Les conséquences de cette évolution sont la modification de la structure en termes de propriété et es effets d’évitement toujours plus sensibles à l’égard des objets et des emplacements les moins attractifs. Alors que les propriétaires actuels et les ménages aisés profitent fortement des évolutions du marché immobilier, de larges pans de la société suisse s’en retrouvent aujourd’hui exclus. Les jeunes ménages et les ménages moins aisés ne peuvent donc pas profiter des coûts de logement bien plus faibles et des potentielles plus-values que permet la propriété. «La réglementation en vigueur sur le marché de la propriété accentue aujourd’hui un transfert accru du patrimoine des moins instruits vers les plus instruits, des jeunes vers les plus âgés ainsi que des plus pauvres vers les plus riches», poursuit Martin Neff.

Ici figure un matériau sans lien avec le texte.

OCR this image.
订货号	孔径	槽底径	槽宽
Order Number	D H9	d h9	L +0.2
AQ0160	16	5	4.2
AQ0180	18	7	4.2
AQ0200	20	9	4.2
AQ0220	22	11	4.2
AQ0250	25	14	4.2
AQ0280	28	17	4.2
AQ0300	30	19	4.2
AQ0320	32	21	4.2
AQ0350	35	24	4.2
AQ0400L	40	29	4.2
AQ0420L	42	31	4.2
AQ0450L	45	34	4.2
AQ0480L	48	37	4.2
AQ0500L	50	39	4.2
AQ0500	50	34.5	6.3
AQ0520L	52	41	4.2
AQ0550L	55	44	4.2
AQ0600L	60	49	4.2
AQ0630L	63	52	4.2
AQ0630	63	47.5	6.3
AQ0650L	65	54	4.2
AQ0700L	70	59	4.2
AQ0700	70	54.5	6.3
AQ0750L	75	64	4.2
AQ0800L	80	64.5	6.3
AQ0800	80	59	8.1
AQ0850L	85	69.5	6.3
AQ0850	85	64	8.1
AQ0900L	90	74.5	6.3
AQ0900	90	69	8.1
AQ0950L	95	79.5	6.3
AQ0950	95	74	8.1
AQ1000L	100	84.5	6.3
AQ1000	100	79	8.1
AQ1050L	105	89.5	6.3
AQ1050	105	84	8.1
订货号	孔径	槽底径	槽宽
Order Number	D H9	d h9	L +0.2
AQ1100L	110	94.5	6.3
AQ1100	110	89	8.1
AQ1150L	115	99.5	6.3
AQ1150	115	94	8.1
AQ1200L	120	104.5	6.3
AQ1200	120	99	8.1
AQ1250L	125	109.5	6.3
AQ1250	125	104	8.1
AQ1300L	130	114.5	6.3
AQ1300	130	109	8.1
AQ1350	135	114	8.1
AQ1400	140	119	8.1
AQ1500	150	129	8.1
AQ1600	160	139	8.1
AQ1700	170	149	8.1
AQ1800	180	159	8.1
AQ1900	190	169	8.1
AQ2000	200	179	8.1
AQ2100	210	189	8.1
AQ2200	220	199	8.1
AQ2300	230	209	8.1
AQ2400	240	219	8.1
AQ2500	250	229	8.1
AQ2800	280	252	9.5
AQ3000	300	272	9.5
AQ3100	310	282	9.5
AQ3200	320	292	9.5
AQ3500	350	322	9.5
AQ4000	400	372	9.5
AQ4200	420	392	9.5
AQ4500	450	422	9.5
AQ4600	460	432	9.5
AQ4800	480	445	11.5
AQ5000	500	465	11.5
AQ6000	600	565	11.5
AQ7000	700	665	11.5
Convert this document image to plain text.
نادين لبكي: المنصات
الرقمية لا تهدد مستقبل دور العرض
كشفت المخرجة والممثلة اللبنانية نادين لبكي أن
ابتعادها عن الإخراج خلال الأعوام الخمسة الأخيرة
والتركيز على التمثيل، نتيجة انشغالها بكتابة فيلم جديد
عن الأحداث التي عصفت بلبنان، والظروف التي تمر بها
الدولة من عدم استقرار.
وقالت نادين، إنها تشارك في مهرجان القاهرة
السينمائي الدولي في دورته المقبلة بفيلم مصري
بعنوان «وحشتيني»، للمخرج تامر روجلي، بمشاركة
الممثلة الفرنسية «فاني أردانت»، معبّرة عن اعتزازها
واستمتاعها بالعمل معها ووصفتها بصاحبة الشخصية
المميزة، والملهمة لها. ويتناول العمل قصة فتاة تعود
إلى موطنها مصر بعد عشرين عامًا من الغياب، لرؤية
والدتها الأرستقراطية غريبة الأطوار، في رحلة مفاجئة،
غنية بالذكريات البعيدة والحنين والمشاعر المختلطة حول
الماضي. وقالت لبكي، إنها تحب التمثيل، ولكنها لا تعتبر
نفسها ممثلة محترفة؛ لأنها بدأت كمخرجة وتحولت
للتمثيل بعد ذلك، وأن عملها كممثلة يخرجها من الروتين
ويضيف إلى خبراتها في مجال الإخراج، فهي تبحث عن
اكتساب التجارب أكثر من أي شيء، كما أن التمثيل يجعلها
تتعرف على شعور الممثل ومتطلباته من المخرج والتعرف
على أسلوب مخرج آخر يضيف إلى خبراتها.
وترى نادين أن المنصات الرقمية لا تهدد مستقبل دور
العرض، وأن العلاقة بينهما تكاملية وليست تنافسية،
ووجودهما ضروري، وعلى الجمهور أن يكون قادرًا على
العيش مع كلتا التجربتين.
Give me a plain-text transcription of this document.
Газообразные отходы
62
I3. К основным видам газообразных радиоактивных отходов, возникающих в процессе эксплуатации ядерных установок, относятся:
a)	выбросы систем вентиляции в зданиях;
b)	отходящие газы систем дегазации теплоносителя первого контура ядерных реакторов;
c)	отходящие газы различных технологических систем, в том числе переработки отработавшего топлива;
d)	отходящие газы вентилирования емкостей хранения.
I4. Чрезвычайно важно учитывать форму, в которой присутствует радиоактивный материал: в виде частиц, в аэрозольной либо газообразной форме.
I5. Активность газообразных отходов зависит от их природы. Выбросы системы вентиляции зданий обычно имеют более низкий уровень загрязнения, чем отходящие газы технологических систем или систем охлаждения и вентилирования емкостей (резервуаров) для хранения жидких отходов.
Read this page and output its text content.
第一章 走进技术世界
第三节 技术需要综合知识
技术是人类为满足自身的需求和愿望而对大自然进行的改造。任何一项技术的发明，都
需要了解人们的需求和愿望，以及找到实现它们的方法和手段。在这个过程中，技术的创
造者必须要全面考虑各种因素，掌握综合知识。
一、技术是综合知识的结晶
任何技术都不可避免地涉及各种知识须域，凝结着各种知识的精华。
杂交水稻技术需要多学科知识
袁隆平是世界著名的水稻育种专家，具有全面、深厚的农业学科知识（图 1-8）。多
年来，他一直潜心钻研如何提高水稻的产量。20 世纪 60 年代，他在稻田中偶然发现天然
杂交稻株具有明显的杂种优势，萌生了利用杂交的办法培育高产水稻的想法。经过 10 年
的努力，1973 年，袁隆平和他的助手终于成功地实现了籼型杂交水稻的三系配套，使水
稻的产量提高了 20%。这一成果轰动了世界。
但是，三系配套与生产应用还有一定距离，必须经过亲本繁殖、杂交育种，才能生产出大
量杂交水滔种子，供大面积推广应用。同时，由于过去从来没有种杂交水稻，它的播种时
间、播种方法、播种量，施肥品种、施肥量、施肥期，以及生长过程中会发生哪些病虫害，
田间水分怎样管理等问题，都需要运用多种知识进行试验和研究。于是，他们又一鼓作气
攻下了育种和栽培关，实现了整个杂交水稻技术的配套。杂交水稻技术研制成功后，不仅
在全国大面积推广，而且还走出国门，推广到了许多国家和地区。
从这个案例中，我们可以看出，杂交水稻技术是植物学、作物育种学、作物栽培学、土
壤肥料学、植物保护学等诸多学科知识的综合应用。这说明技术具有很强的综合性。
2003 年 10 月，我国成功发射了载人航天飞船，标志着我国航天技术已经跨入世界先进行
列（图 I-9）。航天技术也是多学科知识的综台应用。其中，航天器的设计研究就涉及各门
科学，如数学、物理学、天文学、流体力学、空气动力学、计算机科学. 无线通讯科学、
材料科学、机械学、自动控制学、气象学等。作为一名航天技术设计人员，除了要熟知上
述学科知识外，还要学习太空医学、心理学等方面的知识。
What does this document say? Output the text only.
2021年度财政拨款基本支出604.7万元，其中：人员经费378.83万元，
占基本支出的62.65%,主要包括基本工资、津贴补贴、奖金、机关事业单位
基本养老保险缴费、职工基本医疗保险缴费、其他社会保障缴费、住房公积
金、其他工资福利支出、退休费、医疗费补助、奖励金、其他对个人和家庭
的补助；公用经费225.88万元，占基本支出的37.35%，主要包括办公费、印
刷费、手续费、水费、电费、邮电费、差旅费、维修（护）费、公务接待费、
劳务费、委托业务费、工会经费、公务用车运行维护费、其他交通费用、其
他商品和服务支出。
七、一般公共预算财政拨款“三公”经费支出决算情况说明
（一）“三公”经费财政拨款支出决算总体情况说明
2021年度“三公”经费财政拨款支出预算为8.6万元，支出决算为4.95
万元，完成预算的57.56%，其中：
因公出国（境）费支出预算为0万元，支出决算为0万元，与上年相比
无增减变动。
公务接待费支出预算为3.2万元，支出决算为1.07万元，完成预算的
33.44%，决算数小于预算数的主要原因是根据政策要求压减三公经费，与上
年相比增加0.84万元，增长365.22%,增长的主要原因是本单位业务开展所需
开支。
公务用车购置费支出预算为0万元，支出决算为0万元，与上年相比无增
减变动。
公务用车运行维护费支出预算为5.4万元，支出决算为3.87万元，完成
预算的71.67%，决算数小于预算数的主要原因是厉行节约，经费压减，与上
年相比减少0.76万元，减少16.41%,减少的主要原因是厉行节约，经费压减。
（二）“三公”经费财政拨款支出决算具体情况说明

Tandis que l’évolution des prix du marché immobilier se poursuit sans relâche, des signes clairs indiquent que le boom de la propriété du logement arrive à son terme en Suisse. Ainsi, les prix élevés et les obstacles réglementaires limitent désormais considérablement le potentiel d’accession à la propriété. Dans le même temps, les objets disponibles à l’achat sont très rares et la concurrence acharnée pour le peu de terrains à bâtir ne favorisent pas la construction des nouveaux biens en propriété. «Le rêve de la classe moyenne d’accéder à la propriété est victime de la politique monétaire ultra-expansionniste, de l’aménagement du territoire restrictif et de l’environnement réglementaire en vigueur. Cette évolution a pour conséquence un nouveau recul de la proportion de propriétaires depuis quelques années», indique Martin Neff.
Cette situation socialement insatisfaisante n’est pas prête d’évoluer. A l’avenir, la faiblesse persistante des taux d’intérêt va également avoir pour conséquence que les rares biens en propriété mis en vente trouveront vite preneur. Même une éventuelle hausse de l’offre, due à un nombre croissant de babyboomers qui souhaiteraient vendre, ne devrait conduire qu’à une détente marginale du marché. «Au vu des effets secondaires indésirables de cette évolution sur le plan social, il est indispensable de mener un débat public ouvert et impartial concernant l’avenir de la propriété du logement en Suisse. Sans une volonté politique forte et l’acceptation de certains risques systémiques et des coûts sociaux, les évolutions actuelles vont se poursuivre de manière effrénée et la propriété du logement deviendra toujours plus un privilège», conclut Martin Neff.